It is possible to have a difficult time trying to figure out how to get a mortgage when considering getting your own property. The major housing crisis that occurred a couple of years ago has made the lenders become strict on the people they now give loans to.
Knowing the debt obligations you have every month is the first thing for you to do. Documenting your monthly income and the debts you are to pay is something you need to do when preparing to apply for a mortgage. Your lender will ask you to provide two weeks of pay stubs for them to verify your income. The whole process will be harder if you have more than two sources of income or if you are self-employed. You can only get the mortgage approved once the lender is sure you can make the payments. You will get limitations to the limit the loan can be approved for if you have large debts to pay. The best thing for you to do is pay these debts off before you can apply for the mortgage.

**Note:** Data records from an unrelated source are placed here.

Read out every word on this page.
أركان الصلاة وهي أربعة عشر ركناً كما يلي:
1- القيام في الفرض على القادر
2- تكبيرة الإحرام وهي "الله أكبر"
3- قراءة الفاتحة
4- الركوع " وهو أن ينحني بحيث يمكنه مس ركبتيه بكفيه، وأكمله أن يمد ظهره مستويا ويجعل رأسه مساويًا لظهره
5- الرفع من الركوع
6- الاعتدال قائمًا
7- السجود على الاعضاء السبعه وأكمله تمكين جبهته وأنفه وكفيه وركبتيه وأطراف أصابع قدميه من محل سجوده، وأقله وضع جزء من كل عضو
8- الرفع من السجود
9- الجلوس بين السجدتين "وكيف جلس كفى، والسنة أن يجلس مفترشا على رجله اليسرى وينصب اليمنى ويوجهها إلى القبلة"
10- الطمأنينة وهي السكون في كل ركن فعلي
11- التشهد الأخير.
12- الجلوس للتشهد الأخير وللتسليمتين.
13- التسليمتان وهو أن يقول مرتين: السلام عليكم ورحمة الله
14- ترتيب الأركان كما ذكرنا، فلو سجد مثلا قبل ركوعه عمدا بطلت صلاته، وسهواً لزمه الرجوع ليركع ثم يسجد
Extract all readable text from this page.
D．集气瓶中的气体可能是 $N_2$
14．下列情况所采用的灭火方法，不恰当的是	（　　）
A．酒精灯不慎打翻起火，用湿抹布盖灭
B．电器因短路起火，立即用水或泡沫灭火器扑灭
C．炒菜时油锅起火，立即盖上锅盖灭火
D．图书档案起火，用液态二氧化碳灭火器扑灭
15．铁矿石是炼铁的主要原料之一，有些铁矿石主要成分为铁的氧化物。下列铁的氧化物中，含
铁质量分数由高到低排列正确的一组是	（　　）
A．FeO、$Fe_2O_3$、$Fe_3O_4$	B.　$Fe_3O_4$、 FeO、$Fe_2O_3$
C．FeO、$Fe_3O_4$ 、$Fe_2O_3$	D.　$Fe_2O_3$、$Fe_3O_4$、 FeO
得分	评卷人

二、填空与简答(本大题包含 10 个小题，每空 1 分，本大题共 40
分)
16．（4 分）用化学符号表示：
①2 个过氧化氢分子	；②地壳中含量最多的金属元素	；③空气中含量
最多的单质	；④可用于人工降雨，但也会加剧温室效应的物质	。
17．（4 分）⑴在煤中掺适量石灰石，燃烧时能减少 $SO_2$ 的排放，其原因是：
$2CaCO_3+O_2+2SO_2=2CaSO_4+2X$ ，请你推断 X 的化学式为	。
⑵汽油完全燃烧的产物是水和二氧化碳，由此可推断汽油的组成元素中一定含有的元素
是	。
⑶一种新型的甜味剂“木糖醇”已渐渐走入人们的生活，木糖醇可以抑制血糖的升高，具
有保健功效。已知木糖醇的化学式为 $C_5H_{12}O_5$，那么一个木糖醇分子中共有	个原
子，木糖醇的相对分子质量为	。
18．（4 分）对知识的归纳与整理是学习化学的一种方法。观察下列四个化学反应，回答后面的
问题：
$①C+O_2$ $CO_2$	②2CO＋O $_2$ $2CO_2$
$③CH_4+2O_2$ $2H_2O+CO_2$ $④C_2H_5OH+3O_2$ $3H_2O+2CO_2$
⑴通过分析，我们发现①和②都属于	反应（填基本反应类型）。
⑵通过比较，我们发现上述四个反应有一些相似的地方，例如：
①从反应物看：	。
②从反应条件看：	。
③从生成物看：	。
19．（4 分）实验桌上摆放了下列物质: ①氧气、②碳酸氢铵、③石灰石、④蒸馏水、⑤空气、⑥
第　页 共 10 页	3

Another thing that you need to do is check the health of the credit. You need to have a copy of your credit history and your recent credit score. It is good to ensure that your report does not have late payments or any negative remarks. When you have a low credit score, it will be vital for you to have a cosigner who is qualified. You can also choose to wait until you have improved your credit score before you get the mortgage. Avoid getting new credit several months before making a mortgage application.
Additionally, you will need to determine the budget for getting the mortgage. Before you can go to the lender, you should decide the amount you can afford comfortably for a house. You should add your full housing payment with the taxes and the insurance. You should ensure the total amount is not more than 35% of your gross income. Getting property not more than 25% of your gross income is the best thing for you to do.
You will also need to decide the amount you need to save for a down payment. After you look at your credit and determined the budget you will work with, the next step will be to work on your down payment. Be aware that the real estate agents are there to convince you on getting more house than what you actually need. You may also find that you are facing the temptation on your own. However, the best thing for you is to stick by the payment you are sure you can afford when in a good financial state and a bad financial state.